Le "Bulli Tour Europa" : l'Europe de l'Est à portée de voie
La curiosité pleine de tact, c'est lui. Le goût de l'aventure,
c'est elle. A 27 et 29 ans, après déjà plusieurs ouvrages et réalisations
artistiques sur la construction de l'Europe, la modernité de la Shoah et la
résilience, au sein de leur association Rodéo d'âme, Baptiste Cogitore et
Claire Audhuy partent à l'assaut du continent européen. Pas pour se dorer sur
les plages méditerranéennes, mais pour approfondir encore leur connaissance de
cette Europe de l'Est qui les passionne tant, et surtout pour aller à la
rencontre de ses habitants, leur donner la parole, recueillir leur mémoire et
mettre en lumière son actualité.
Label d'excellence de l'Université de Strasbourg
"Ils vont faire des sciences politiques et sociales in
situ ", précise Edouard Mehl, vice-président de l'Université de
Strasbourg, qui a décerné au Bulli Tour Europa son label d'excellence "pour
la cohérence, la persévérance et le professionnalisme du projet ". Claire Audhuy et Baptiste Cogitore préfèrent
parler d'un road-trip journalistique : "Nous sommes Strasbourgeois, mais qu'avons-nous de
commun avec un Ukrainien ou un Bulgare ? A quelle Europe rêvons-nous
ensemble ? Pourquoi fait-elle si peur ? ". Trois thématiques
seront déclinées tout au long du périple : identités et minorités, mémoire
et nationalisme, théâtre et résistance (Claire Audhuy, docteur ès arts, a
soutenu sa thèse sur le théâtre dans les situations extrêmes, les camps de
concentration, pendant que Baptiste Cogitore achevait un cursus franco-allemand
de journalisme au CUEJ de Strasbourg, tout en publiant un livre sur les occupants
des anciennes synagogues en Alsace).
Boris Pahor, grand témoin
La première étape du Bulli Tour Europa est symboliquement la
rencontre de l'écrivain Boris Pahor, un de nos derniers grands témoins européens
de tout le XXe siècle.

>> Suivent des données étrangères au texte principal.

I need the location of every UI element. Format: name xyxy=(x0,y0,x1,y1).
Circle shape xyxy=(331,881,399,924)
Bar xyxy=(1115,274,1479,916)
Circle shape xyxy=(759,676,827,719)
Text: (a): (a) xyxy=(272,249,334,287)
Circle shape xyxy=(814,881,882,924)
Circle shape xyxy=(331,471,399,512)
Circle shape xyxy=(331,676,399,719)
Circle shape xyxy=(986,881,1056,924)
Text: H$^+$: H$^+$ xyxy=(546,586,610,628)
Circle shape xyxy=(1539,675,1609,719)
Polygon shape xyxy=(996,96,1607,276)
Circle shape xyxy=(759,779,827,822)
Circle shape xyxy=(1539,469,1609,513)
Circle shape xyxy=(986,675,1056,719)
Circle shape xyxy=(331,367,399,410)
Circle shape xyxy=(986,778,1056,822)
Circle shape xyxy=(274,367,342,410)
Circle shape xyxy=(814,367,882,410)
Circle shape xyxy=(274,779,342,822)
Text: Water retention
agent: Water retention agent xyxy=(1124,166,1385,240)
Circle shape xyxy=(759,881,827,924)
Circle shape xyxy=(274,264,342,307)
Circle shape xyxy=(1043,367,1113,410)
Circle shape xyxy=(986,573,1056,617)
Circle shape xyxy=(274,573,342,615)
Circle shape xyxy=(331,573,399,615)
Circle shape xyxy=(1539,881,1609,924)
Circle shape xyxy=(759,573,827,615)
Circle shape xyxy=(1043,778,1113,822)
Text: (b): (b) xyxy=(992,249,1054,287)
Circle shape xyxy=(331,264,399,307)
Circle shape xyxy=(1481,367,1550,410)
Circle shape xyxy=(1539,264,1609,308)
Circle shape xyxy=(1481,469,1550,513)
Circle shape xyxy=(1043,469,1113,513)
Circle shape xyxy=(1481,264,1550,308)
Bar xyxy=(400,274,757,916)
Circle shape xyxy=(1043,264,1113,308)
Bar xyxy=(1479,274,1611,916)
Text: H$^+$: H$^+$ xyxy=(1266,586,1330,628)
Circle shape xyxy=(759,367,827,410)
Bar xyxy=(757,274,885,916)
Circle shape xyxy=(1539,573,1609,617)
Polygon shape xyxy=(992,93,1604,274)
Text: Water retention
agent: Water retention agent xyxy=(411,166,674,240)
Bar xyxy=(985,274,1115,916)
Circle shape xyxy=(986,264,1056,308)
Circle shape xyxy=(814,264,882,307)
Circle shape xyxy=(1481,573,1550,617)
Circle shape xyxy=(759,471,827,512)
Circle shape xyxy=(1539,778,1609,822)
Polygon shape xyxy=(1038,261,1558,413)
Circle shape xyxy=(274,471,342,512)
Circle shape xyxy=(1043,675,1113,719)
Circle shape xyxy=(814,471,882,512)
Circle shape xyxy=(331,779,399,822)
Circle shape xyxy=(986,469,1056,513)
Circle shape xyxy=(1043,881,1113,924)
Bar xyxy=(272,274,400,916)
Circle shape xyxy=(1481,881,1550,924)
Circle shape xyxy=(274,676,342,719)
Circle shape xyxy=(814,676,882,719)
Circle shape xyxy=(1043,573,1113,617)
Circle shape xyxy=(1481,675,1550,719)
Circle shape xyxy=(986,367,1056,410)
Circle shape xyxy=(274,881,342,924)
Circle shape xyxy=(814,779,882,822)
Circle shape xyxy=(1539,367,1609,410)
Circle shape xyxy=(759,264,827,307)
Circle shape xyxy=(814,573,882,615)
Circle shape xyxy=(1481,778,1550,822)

Il a fêté ses 100 ans en août dernier dans sa
ville natale de Trieste dont il rappelle toujours qu'elle a subi les deux jougs
totalitaires, fasciste italien des années 20 et nazi allemand à partir de 1943. L'écrivain, qui pourrait prétendre au Prix Nobel de
littérature, résistant et déporté, a construit son œuvre sur la modernité de la lutte contre les totalitarismes, sur l'internement, le désespoir, la nécessité de dépasser le besoin de
vengeance et la haine, le risque de voir la mort l'emporter sur la vie, mais surtout sur la capacité de résilience de l'homme...
grâce à la femme. Dans Pèlerin
parmi les ombres , il traduit de manière
pudique, lucide et digne le chemin de croix du déporté politique-interné pour
y mourir au Struthof (seul camp de concentration nazi en territoire français,
annexé).
Road trip journalistique
Au total, de mai à octobre, une vingtaine de pays dont une
trentaine de villes seront traversés, "des Balkans aux pays baltes en
passant par les bords de la Mer noire ", avec quelques étapes particulièrement
sensibles : la Biélorussie, la Transnistrie et l'Ukraine, qu'ils
aborderont par Odessa, avant Kiev, Lviv et Drohobych. Des itinéraires bis sont
prévus. Chaque étape a été minutieusement préparée. Les reportages audio,
vidéo, photo ainsi que les articles seront mis en ligne chaque semaine. Sur
place, des fixeurs et des interprètes rejoindront les deux voyageurs. 150 jeunes
Européens sont associés à ce projet participatif, auquel chacun est invité à
prendre part, y compris en aidant à "remplir la jauge d'essence ", via des dons.
Il manque encore 36.000 euros, sur un budget total de 100.000 euros, qui
comprend aussi la publication d'un livre en 2015 pour "prolonger cette
réflexion de terrain sur l'Europe actuelle ". Un documentaire sera également
réalisé après le retour, prévu le 5 octobre.